Of the 86 screened patients with rectal cancer, 30 patients who fulfilled the inclusion criteria were included in the study. In total, 63.3% were responsive, and 23.3% had complete pathologic response. Pre-NLR could not predict the pathologic response in response-group 1 (area under the ROC curve [AUC]: 0.45, 95%CI 0.23-0.66) and response-group 2 (AUC: 0.36, 95%CI 0.13-0.59). Nevertheless, it had a poor predictive value in response-group 3 (AUC: 0.55, CI%95 0.33-0.75) with an optimal NLR cutoff value of 2.94.

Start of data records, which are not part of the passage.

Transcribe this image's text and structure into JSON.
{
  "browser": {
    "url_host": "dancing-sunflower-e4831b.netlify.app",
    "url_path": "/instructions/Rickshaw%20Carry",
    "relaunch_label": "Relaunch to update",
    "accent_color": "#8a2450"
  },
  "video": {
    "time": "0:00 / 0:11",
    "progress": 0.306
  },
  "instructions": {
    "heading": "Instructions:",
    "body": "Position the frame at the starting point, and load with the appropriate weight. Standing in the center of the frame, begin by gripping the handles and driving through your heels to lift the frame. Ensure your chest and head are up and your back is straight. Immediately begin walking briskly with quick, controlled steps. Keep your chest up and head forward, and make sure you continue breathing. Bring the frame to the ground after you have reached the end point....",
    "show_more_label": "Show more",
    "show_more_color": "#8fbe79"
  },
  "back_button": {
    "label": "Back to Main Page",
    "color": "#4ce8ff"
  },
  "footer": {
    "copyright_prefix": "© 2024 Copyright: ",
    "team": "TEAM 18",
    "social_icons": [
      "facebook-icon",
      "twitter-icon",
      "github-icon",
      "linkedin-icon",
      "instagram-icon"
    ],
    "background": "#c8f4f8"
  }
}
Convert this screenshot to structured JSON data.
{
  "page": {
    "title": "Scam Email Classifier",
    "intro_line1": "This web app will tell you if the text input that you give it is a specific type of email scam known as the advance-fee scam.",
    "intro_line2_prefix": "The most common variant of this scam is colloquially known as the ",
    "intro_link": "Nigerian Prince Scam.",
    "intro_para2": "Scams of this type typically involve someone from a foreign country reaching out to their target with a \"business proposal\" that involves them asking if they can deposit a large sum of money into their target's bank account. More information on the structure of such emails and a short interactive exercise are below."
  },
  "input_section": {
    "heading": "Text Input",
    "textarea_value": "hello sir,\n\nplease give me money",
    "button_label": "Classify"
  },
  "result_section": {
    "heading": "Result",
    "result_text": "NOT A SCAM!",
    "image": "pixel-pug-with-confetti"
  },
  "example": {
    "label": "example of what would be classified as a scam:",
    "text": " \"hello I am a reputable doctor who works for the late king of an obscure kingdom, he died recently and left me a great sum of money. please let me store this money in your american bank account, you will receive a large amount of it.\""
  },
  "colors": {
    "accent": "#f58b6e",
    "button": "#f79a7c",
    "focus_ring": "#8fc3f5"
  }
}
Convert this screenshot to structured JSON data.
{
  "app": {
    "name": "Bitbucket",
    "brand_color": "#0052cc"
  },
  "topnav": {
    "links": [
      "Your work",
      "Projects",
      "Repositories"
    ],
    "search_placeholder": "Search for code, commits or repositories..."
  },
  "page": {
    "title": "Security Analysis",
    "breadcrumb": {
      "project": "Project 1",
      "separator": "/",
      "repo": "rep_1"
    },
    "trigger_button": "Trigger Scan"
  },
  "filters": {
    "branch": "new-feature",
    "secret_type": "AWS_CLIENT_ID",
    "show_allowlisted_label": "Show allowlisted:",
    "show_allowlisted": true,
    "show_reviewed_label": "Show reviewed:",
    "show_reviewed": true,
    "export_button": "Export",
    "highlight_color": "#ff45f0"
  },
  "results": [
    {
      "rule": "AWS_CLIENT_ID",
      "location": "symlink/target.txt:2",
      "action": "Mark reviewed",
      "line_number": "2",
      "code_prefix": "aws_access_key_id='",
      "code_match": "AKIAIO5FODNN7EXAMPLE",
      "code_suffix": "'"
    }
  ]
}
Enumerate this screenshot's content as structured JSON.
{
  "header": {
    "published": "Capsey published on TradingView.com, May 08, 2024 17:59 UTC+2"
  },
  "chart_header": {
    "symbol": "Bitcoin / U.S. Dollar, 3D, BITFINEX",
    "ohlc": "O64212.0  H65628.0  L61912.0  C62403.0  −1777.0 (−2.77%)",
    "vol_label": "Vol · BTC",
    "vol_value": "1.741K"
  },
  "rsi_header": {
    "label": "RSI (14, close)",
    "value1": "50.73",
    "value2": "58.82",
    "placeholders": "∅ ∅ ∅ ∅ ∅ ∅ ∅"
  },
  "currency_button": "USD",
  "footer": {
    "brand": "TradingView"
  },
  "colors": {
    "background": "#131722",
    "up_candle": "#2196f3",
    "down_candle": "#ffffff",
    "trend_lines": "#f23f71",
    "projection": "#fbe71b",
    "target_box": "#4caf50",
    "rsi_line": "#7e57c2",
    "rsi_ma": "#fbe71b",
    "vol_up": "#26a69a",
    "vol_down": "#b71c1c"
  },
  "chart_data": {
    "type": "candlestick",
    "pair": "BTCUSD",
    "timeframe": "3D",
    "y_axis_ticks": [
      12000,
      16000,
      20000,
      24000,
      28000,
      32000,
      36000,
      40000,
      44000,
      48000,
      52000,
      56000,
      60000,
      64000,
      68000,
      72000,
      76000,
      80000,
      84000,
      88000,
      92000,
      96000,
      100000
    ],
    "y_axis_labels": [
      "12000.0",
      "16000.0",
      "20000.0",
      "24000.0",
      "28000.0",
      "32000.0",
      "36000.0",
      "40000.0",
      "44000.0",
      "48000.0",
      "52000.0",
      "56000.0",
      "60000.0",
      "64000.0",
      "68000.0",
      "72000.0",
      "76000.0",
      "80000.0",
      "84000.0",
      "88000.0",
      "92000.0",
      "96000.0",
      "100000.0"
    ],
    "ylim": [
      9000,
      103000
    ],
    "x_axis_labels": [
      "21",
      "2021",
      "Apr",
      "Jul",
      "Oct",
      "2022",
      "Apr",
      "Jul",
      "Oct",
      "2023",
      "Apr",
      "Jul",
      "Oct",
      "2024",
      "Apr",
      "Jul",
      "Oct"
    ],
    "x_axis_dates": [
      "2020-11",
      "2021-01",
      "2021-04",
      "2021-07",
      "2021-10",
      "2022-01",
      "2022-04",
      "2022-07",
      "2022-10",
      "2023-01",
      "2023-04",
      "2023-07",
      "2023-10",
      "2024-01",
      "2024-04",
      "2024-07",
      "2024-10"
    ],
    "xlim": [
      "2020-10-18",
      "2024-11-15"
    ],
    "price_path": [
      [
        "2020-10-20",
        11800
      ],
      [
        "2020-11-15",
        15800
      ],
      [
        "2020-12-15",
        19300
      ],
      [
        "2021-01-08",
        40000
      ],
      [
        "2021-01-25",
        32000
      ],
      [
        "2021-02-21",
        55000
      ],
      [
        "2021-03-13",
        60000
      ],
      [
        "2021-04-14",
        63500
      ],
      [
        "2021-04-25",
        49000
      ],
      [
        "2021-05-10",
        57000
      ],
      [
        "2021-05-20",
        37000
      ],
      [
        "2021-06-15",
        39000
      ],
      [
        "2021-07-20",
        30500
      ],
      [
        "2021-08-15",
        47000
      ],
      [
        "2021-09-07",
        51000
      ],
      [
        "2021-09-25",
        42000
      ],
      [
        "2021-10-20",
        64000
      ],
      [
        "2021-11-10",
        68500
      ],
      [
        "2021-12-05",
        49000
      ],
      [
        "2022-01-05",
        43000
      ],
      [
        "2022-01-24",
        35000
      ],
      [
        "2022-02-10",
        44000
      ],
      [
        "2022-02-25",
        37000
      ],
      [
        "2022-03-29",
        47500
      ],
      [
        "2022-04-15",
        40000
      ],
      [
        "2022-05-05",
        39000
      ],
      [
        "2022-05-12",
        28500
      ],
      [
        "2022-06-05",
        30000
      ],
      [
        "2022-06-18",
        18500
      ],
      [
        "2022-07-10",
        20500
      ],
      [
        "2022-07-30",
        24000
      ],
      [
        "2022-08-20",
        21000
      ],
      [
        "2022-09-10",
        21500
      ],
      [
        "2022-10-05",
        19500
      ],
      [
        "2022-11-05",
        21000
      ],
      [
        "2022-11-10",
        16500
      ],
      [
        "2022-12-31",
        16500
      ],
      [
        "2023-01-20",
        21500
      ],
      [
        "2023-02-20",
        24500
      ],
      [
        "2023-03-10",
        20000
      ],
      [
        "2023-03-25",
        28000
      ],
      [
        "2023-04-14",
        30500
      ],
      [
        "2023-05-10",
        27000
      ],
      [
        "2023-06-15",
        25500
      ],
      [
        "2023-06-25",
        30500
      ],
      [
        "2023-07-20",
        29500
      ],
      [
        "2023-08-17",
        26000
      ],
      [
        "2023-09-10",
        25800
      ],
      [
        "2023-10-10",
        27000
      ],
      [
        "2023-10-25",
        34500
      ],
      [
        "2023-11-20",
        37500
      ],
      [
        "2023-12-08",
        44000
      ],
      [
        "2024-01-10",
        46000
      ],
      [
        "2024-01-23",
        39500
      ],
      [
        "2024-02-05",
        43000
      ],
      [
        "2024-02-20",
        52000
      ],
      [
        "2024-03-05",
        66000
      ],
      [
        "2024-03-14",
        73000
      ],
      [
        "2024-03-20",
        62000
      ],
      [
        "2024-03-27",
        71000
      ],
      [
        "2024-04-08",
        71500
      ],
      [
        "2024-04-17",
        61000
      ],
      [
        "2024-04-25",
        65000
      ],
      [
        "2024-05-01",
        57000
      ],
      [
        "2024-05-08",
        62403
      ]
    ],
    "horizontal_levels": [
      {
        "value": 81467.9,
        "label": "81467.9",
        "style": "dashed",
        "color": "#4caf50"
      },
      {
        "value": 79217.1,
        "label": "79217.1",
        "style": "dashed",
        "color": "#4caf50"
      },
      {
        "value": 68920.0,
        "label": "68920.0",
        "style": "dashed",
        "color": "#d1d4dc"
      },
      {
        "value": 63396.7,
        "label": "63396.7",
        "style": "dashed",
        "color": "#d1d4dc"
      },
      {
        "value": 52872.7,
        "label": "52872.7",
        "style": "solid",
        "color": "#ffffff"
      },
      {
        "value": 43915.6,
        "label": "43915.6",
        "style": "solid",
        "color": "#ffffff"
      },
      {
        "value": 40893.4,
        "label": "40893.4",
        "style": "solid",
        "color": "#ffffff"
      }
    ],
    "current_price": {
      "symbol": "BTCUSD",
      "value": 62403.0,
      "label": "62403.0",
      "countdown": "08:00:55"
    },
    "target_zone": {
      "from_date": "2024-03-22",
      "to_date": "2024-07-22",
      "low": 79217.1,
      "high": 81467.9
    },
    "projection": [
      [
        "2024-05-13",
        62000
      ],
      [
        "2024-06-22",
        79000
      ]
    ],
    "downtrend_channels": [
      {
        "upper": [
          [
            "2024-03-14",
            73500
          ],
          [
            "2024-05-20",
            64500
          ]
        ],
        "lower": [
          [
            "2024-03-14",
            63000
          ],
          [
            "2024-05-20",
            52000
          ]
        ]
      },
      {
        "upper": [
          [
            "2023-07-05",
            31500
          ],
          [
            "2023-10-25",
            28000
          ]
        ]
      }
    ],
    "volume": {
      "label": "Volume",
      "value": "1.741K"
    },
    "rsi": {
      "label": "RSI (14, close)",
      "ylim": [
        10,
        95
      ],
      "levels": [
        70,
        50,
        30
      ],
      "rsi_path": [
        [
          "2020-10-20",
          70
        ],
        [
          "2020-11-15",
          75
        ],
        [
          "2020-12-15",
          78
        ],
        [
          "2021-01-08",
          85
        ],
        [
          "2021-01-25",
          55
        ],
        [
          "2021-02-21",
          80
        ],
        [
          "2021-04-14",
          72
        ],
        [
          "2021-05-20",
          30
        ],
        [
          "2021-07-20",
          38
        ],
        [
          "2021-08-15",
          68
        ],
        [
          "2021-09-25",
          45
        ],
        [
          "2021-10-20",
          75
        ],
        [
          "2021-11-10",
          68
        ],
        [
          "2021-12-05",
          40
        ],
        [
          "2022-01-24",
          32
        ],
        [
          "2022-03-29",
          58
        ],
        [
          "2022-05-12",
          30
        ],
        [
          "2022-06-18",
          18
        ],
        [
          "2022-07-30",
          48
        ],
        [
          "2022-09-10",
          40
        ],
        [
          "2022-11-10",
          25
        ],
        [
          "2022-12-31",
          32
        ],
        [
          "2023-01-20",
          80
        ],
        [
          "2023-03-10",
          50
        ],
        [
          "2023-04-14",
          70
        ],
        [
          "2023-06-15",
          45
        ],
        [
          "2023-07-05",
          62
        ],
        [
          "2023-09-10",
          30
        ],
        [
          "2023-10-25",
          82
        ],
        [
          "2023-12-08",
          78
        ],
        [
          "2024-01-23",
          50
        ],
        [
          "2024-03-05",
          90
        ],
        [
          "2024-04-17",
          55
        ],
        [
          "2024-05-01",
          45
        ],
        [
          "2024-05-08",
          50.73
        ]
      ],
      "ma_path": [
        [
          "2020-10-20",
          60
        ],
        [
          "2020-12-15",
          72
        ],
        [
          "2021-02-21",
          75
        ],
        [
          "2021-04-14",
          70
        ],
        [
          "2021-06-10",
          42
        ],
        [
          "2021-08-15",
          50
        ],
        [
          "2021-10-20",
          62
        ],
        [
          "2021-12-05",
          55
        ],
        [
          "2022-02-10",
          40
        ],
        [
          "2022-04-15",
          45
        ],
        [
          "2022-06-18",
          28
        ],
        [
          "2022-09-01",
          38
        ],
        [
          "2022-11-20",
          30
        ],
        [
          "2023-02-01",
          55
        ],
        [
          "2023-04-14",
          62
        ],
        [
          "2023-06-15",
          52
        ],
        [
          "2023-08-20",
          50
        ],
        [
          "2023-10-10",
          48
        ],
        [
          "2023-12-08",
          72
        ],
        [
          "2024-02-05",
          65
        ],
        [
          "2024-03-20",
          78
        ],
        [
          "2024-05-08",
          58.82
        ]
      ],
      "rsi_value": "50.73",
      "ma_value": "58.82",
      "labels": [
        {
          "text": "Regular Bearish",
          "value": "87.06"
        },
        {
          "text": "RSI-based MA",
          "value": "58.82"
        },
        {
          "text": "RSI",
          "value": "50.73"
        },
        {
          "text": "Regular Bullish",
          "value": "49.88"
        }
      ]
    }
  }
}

Pre-NLR could not predict the pathological response to neoCRT in our cohort of patients with LARC.
文献对于新辅助放化疗(neoCRT)前中性粒细胞与淋巴细胞比值(NLR)在预测局部晚期直肠癌(LARC)患者对 neoCRT 的病理反应中的作用存在不一致。在本队列研究中,我们探讨了 NLR 在这种情况下的预测作用。
我们前瞻性地纳入了 2018 年 3 月至 2020 年 2 月在 Shohada-e-Hafte Tir 医院(伊朗德黑兰)接受 neoCRT 的 LARC 候选患者。在 CRT 前通过外周血涂片获得 pre-NLR。我们使用 AJCC 系统评估肿瘤消退分级(TRG)。TRG 分为:反应组 1(TRG 0-1 与 2-3),反应组 2(TRG 0 与 1-3)和反应组 3(TRG 0-2 与 3)。我们应用受试者工作特征(ROC)分析评估 pre-NLR 的预测价值。
在筛选出的 86 例直肠癌患者中,有 30 例符合纳入标准的患者被纳入研究。共有 63.3%的患者有反应,23.3%的患者有完全病理反应。pre-NLR 不能预测反应组 1(ROC 曲线下面积[AUC]:0.45,95%CI 0.23-0.66)和反应组 2(AUC:0.36,95%CI 0.13-0.59)的病理反应。然而,在反应组 3(AUC:0.55,95%CI 0.33-0.75)中,它的预测价值较差,最佳 NLR 截断值为 2.94。
pre-NLR 不能预测我们的 LARC 患者 neoCRT 的病理反应。